Roman Tweezers

(In the British Museum)


CHAPTER XVI. THE JUGURTHINE AND OTHER WARS

[123-112 B.C.]

The cruel times which followed made the best men of both parties regret the untimely end of those who had sacrificed wealth, rank, tranquillity, in the hope of reforming the state by peaceful methods. But Marius was not the worst of the successors of the Gracchi. So savage were the party quarrels which followed, that good men shrank in despair from the cause of reform, and the conduct of the popular party was abandoned to needy demagogues. Such is the common course of revolutions. They begin with noble aspirations; they end in reckless violence.

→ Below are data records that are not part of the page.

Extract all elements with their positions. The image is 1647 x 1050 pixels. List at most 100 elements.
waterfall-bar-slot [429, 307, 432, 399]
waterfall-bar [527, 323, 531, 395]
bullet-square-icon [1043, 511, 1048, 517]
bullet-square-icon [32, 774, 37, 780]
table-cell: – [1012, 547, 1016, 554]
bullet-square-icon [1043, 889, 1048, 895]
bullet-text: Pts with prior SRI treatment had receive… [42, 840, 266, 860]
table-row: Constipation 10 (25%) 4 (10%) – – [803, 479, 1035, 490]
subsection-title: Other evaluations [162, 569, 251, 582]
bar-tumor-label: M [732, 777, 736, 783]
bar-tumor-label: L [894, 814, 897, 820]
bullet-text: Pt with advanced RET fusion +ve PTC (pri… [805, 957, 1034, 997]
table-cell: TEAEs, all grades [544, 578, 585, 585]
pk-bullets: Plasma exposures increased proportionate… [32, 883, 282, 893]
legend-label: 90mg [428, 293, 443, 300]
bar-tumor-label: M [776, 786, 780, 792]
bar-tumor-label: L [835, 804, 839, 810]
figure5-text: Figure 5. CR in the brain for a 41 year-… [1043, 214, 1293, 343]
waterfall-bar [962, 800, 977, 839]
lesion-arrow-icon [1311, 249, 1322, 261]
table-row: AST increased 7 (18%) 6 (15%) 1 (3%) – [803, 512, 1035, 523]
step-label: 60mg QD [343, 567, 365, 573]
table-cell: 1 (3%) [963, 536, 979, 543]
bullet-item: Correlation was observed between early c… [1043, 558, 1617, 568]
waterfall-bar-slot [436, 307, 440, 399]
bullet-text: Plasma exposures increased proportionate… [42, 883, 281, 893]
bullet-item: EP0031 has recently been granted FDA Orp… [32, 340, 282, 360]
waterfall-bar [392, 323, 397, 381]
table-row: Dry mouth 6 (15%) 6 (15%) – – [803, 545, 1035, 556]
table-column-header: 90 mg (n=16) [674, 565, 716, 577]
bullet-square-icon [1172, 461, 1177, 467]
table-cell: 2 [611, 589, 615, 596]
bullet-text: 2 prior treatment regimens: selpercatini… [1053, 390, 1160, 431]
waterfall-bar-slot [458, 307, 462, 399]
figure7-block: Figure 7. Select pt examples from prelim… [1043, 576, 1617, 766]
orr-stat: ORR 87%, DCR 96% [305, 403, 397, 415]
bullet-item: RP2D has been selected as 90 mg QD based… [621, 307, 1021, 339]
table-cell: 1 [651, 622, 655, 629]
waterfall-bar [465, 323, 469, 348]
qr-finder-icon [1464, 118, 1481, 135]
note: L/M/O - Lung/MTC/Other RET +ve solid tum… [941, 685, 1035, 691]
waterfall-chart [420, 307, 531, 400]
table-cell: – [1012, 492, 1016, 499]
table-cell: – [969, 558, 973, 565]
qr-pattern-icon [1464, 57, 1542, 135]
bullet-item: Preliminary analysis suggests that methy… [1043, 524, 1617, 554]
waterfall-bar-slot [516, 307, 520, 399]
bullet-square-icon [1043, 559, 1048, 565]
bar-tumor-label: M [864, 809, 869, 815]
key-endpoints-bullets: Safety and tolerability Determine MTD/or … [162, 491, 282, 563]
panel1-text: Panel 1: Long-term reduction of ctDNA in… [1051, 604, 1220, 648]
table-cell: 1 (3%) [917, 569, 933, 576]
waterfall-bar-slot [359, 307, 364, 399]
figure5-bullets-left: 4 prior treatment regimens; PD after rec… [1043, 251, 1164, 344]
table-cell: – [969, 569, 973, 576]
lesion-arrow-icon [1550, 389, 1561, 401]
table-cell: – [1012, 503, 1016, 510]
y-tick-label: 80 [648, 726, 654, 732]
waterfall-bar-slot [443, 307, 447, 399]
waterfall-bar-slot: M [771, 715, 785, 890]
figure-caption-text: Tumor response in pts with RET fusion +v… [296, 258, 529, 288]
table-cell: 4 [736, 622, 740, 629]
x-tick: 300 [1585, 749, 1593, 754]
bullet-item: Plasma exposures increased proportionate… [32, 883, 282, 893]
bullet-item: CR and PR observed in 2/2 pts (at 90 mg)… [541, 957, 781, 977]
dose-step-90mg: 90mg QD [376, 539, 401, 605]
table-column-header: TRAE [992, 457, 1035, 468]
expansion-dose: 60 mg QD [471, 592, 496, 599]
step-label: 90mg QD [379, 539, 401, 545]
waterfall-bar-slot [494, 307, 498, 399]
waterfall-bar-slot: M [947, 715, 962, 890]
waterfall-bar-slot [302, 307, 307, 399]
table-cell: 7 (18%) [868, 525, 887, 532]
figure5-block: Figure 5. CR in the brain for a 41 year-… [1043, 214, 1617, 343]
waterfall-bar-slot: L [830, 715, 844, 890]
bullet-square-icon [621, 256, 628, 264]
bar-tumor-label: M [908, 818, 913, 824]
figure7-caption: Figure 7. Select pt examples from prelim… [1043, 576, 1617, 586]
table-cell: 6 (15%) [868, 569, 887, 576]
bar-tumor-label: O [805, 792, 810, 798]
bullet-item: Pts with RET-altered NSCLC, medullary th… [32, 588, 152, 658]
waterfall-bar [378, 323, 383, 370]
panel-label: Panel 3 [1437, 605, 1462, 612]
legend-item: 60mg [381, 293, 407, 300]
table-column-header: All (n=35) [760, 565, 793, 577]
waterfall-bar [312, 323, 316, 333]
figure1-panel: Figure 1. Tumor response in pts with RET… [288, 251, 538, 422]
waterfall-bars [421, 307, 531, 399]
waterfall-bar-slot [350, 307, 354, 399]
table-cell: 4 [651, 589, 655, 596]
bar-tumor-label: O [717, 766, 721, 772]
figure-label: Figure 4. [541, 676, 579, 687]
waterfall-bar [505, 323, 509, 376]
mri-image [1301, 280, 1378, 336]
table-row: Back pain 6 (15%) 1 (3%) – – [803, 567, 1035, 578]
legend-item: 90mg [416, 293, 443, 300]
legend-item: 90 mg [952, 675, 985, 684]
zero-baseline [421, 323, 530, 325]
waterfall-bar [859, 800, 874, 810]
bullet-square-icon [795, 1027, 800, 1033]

At length public spirit is lost, and all men, sighing for tranquillity, seek it in the strong rule of an armed soldier. It is a thrice-told tale.

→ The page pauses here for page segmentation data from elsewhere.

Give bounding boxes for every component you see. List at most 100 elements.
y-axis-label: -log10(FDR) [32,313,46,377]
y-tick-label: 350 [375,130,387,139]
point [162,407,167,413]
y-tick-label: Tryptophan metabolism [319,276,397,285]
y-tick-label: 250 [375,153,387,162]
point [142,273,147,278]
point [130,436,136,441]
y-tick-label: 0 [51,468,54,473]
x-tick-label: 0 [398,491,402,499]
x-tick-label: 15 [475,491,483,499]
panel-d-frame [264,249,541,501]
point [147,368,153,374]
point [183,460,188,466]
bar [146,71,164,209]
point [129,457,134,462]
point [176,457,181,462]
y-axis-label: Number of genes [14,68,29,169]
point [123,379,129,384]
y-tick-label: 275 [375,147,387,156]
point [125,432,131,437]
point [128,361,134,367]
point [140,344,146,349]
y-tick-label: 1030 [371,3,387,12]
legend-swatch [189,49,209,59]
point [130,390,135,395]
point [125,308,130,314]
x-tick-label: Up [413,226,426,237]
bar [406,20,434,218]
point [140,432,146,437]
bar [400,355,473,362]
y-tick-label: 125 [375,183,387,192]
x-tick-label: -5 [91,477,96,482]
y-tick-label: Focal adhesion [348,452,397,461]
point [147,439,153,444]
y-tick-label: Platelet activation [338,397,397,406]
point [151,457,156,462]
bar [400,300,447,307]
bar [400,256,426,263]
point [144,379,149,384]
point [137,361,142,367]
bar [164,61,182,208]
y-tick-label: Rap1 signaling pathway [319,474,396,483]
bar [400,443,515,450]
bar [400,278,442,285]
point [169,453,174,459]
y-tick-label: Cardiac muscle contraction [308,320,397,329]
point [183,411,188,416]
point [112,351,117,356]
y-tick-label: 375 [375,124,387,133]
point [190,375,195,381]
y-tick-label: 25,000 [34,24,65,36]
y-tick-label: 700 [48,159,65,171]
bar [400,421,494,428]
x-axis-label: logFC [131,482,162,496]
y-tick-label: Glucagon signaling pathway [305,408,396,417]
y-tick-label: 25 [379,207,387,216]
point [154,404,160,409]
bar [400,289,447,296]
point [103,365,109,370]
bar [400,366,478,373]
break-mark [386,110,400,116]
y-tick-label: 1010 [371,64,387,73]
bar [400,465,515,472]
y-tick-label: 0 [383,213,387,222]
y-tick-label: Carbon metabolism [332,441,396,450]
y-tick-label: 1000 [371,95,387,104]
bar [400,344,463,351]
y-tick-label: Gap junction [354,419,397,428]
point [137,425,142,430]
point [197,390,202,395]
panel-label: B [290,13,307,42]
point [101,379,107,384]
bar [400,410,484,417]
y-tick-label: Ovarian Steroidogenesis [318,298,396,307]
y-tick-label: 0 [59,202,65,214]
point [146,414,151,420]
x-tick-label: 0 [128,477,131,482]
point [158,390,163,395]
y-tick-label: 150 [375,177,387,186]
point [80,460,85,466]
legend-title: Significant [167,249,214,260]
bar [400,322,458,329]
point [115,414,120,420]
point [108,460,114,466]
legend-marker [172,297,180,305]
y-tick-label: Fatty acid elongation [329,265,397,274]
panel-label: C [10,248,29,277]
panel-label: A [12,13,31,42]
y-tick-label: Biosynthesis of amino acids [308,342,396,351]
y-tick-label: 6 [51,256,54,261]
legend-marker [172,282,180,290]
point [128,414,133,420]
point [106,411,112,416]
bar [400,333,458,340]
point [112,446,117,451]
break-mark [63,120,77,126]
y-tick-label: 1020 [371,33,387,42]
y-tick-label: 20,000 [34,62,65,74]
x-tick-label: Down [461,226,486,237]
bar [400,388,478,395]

As the murder of Tiberius had been avenged upon Nasica, so there was even now found a tribune bold enough to indict Opimius. The accuser bore the time-honoured name of Decius; the defender was that Carbo who was more than suspected of Scipio’s murder, and who was now consul (120 B.C.); his eloquence and the terror that prevailed procured an acquittal. But Carbo, though he earned the gratitude of the nobility by defending their champion, did not find his eloquence equally effectual in defending himself. It was at that time the practice of young Romans who aspired to distinction to attract public notice by indicting some great offender before the people. L. Licinius Crassus, son of Crassus the pontifex, and brother-in-law of C. Gracchus, though only one-and-twenty years of age, felt within him that power of speech which in later days gained him the appellation of the orator; and he singled out Carbo for attack. So fierce was the invective of the young accuser that Carbo put an end to his own life by poison.